When George Dominguez was 13, a mysterious stranger moved into his Jamaica Plain neighborhood and opened a kung fu studio. The stranger’s name was Yang Jwing Ming, and the young Dominguez was intrigued.
“I was a bad kid. I was always cutting school, getting into fights. But I loved watching martial arts movies. I had fantasies about how a weak person could study martial arts and turn into a very strong person.”
Dominguez started hanging out at Yang’s studio, formerly a Chinese restaurant adjoining a sub shop, out of which Yang planned to create a space big enough for training and sparring. Dominguez helped him with the renovations.
“That was 20 years ago. I’ve been there ever since.”
Dominguez has become Yang’s disciple.
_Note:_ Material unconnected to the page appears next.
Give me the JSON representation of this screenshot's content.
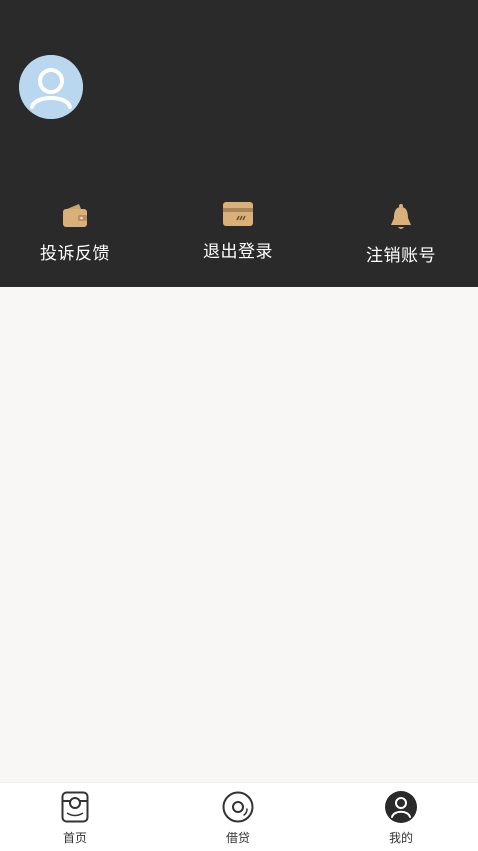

One day in the future, when Yang decides it is time for him to retire, he and Dominguez will take part in a ceremony in which the teacher will wash his hands in a golden basin, a sign that he is passing his knowledge and authority to his pupil.
The association has given Dominguez the strength and fighting ability he dreamed of as a child, but it has given him much more.
“I never thought I’d be married with a child. I was very undisciplined, mad at the world. Most of my friends from back then are either in jail or dead. But I’ll be 33 on my next birthday. With martial arts I gained a good morality and principles. It made me a better person.”
When he is not training or teaching martial arts at Yang’s school, Dominguez works in the mail room at Harvard Business School.
“I want to take advantage of the educational opportunities here and advance out of the mail room. Before, I didn’t think like that. Now I do.”
It may be that kung fu has such power to change lives because it is more than just a fighting technique. Developed by the monks of the Shaolin temple in China, kung fu is a philosophy that can be applied to any skill or discipline.
“Kung means work or energy and fu means time. So whatever you want to master, you need kung fu. You could say that someone has good kung fu in cooking or in writing, for example.”
When Dominguez trains youngsters, their first task is to memorize a list of 10 words he calls the martial arts code. It includes principles like respect, loyalty, patience, perseverance, and courage. The code illustrates kung fu’s basic premise:
“You train not to dominate others, but to dominate yourself.”